Statement of Democracy 21 President Fred Wertheimer

In another seriously misguided campaign finance decision, the Supreme Court today by a 5 to 4 vote has misinterpreted the Constitution to hold unconstitutional a form of public financing of elections enacted by the voters of Arizona to prevent government corruption.

The Court in Arizona Free Enterprise v. Bennett declared unconstitutional a provision of the Arizona law that provides additional public funds, or so-called “trigger funds,” to publicly financed candidates who are outspent by privately financed opponents. The “trigger funds” allow publicly financed candidates in Arizona, who are prohibited from raising any private contributions, to respond to large expenditures made against them by privately financed opponents or by outside groups.  

“Trigger funds” provisions like those in the Arizona law do not restrict the speech of any candidate or group and are a sensible feature of a public financing system.
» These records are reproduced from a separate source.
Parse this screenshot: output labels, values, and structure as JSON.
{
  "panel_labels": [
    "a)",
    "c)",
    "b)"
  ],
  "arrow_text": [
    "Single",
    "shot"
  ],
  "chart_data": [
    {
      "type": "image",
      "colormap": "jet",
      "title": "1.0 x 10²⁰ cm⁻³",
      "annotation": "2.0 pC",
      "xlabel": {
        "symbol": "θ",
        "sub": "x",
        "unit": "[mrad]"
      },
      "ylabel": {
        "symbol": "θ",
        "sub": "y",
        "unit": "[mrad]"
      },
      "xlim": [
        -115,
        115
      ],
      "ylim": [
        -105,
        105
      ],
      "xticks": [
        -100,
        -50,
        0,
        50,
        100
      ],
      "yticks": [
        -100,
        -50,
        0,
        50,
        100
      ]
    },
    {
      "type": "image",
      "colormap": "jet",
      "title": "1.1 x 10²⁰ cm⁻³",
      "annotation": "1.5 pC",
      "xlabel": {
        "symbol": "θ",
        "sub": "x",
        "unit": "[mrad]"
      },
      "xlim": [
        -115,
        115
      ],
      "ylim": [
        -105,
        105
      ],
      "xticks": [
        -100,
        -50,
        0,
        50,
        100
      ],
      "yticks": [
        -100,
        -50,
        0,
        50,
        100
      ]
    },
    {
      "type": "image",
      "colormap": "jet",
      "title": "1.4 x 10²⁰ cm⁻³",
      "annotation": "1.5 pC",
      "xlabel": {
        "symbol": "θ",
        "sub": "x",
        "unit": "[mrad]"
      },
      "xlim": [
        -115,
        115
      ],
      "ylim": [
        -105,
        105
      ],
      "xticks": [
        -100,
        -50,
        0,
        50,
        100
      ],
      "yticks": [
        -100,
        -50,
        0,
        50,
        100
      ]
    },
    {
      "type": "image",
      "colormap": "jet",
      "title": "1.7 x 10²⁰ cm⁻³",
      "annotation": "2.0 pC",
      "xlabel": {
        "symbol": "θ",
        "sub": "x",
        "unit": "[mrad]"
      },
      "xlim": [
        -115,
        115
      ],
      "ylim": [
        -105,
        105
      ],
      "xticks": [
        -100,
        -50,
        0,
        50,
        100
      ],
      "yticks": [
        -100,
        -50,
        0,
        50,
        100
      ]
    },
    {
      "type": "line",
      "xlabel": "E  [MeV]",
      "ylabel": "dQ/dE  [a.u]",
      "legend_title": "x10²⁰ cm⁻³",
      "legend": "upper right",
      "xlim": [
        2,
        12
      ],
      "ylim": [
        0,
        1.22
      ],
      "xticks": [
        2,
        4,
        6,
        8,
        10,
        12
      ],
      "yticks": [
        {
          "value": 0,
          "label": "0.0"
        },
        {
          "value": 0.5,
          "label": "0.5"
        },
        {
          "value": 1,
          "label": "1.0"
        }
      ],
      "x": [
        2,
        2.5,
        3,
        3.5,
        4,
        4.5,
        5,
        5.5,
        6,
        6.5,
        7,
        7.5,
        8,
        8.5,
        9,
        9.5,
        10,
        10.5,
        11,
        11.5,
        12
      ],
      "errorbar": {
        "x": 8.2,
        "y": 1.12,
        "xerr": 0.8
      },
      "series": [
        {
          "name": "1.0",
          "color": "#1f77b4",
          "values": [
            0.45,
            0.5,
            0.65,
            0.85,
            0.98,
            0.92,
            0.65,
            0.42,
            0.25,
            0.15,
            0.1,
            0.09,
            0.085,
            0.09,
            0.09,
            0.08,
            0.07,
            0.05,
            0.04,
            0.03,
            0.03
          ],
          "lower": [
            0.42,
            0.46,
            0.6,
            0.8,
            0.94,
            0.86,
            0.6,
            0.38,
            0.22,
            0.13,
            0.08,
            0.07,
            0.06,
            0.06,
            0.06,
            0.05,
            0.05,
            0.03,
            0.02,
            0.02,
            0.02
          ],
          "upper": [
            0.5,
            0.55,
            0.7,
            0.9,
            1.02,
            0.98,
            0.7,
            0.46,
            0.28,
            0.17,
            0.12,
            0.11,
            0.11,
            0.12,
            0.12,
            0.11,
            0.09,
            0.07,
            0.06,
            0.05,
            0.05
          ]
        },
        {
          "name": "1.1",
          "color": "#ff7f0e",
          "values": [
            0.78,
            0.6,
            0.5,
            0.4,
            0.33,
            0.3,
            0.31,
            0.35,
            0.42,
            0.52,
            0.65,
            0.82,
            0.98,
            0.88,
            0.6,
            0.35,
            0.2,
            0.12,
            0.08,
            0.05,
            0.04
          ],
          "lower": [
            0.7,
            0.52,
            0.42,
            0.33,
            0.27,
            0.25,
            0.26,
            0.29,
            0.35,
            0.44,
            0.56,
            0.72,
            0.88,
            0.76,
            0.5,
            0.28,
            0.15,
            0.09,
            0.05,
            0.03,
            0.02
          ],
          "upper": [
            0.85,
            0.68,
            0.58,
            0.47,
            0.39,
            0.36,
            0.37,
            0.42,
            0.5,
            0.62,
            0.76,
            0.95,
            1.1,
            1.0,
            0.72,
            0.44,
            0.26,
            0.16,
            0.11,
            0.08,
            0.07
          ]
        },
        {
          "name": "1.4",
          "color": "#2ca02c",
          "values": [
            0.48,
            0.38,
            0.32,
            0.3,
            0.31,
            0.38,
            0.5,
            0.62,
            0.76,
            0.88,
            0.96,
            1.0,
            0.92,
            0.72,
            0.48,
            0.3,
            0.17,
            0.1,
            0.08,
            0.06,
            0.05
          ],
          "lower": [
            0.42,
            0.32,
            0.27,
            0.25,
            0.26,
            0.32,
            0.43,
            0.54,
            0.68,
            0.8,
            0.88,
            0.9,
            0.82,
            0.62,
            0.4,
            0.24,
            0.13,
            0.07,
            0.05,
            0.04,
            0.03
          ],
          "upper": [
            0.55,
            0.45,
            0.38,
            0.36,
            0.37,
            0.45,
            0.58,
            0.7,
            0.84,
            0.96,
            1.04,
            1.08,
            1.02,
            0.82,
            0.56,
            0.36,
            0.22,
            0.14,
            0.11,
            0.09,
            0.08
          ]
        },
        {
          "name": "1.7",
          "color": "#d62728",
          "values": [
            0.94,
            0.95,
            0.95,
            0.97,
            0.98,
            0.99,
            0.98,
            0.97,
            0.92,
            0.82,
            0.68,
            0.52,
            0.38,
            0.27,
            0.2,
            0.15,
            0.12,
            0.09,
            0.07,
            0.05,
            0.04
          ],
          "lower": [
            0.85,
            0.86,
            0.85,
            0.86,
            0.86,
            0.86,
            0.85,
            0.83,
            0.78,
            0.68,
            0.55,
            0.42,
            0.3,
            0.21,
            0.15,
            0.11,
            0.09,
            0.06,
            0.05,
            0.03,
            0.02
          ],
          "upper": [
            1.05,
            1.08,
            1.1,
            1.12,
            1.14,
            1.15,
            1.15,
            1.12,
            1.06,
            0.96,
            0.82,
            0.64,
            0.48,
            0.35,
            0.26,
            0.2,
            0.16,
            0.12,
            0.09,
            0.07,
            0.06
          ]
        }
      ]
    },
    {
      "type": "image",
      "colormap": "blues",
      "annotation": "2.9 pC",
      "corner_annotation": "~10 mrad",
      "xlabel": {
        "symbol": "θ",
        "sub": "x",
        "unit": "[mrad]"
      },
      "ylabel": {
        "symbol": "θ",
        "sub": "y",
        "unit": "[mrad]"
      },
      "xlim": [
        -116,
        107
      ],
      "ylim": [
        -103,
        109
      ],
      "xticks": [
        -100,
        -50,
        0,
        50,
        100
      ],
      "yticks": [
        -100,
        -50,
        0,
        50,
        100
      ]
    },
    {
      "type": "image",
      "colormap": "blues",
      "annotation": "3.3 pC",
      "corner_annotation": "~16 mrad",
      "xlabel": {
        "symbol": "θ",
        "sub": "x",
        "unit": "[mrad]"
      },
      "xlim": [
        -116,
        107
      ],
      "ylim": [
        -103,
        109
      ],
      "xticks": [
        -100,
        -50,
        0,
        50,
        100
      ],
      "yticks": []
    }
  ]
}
The “trigger funds” provisions of the Arizona law should have been upheld by the Court, whose decision today will also affect a number of state and local public financing systems that have similar provisions. Those systems will now have to be revised in light of the decision.

As wrong as the Court’s decision today is, however, it does not cast any doubt on the continued viability or constitutionality of a number of other existing public financing systems that do not include “trigger funds” or similar provisions.

The Supreme Court in Buckley v. Valeo (1976) upheld the constitutionality of the presidential public financing system, which does not have “trigger funds.” The Court’s holding in Buckley that public financing is constitutional is not affected by today’s Bennett decision.

As Chief Justice John Roberts wrote in the majority opinion today quoting Buckley, "We have said that governments ‘may engage in public financing of election campaigns’ and that doing so can further ‘significant governmental interests’ such as the state interest in preventing corruption."

In upholding the constitutionality of the presidential public financing system in Buckley, the Supreme Court used broad language to approve the purposes served by public financing. The Court stated:    

Congress was legislating for the "general welfare" – to reduce the deleterious influence of large contributions on our political process, to facilitate communication by candidates with the electorate, and to free candidates from the rigors of fundraising.  

The Supreme Court also said in Buckley:

Subtitle H [the presidential public financing system] is a congressional effort not to abridge, restrict, or censor speech, but rather to use public money to facilitate and enlarge public [p93] discussion and participation in the electoral process, goals vital to a self-governing people. Thus, Subtitle H furthers, not abridges, pertinent First Amendment values.

The presidential public financing system worked well for most of its existence until it became outdated in recent years as the costs of presidential campaigns outstripped the public funds being provided to participating candidates. Congress has failed, to date, to repair the system and legislation has been introduced in Congress to fix the system.

Since the Supreme Court decision today does not call into question the Buckley decision, existing public financing systems that do not include "trigger fund" provisions,  including the presidential system and a number of state and local systems, remain constitutional and unaffected by the Court decision.

The reform movement to create new public financing systems nationally and at the state and local level will go forward without interruption.

The Buckley decision correctly recognized that a principal goal of public financing of elections is to prevent government corruption. Notwithstanding the Bennett decision, public financing without “trigger funds” remains a constitutional and viable option for financing our elections and combating government corruption.

Democracy 21 joined the Campaign Legal Center in filing an amicus brief in the Bennett case in support of the constitutionality of the Arizona public financing law.